Calortex, a joint venture between Calor and Texaco set up in 1995, now has 500,000 domestic gas customers, giving it 3 per cent of the total market. Centrica, trading as British Gas, still has an 80 per cent share.
In terms of independent gas retailers, Calortex is second only to Eastern group with a 13 per cent share. Last year Calortex had sales of pounds 77m and net assets of pounds 9m.
Keith Henry, chief executive of National Power, said its aim was to grow the supply business, eventually serving four to five million customers. Other gas and electricity supply businesses are being looked at.
A spokesman said there were no plans at present to replace Midlands Electricity or Calortex brands with National Power. The company's industrial and commercial energy supply business trades as Energy Direct.

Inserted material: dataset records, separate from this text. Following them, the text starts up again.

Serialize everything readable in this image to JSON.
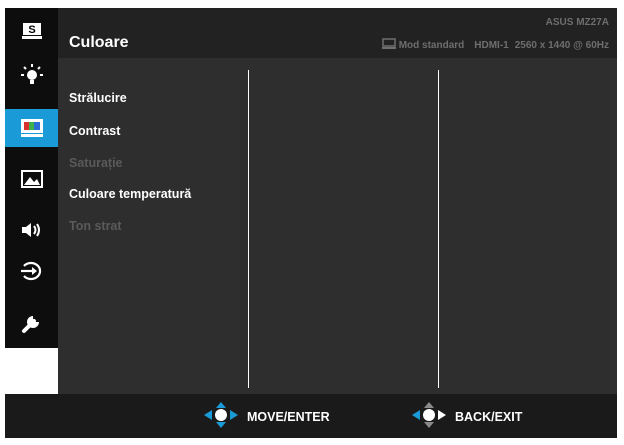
{
  "header": {
    "title": "Culoare",
    "model": "ASUS MZ27A",
    "mode": "Mod standard",
    "input": "HDMI-1",
    "resolution": "2560 x 1440 @ 60Hz"
  },
  "sidebar": {
    "items": [
      {
        "icon": "splendid-icon",
        "active": false
      },
      {
        "icon": "brightness-icon",
        "active": false
      },
      {
        "icon": "color-icon",
        "active": true
      },
      {
        "icon": "image-icon",
        "active": false
      },
      {
        "icon": "sound-icon",
        "active": false
      },
      {
        "icon": "input-select-icon",
        "active": false
      },
      {
        "icon": "system-setup-icon",
        "active": false
      }
    ]
  },
  "menu": {
    "items": [
      {
        "label": "Strălucire",
        "enabled": true
      },
      {
        "label": "Contrast",
        "enabled": true
      },
      {
        "label": "Saturație",
        "enabled": false
      },
      {
        "label": "Culoare temperatură",
        "enabled": true
      },
      {
        "label": "Ton strat",
        "enabled": false
      }
    ]
  },
  "footer": {
    "move_label": "MOVE/ENTER",
    "back_label": "BACK/EXIT"
  },
  "colors": {
    "accent": "#1a9ad6",
    "panel": "#2e2e2e",
    "header": "#222222",
    "sidebar": "#0d0d0d",
    "disabled_text": "#5a5a5a"
  }
}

No price details of the Calortex deal were disclosed, but analysts estimated National Power is paying just under pounds 40 per customer. This compares with the pounds 100 to pounds 160 per customer it paid when it took over Midlands' retail arm.
Meanwhile National Power said it had begun sending out the information memorandum on the sale of its 4,000-megawatt Drax coal-fired station. The sale is expected to raise about pounds 2bn.
PowerGen is close to selling off two of its coal-fired stations, Fiddler's Ferry and Ferrybridge, for up to pounds 1.5bn. Observers believe nuclear generator British Energy and Mission Energy of the US, which already owns UK hydro- electric stations, will each buy a station.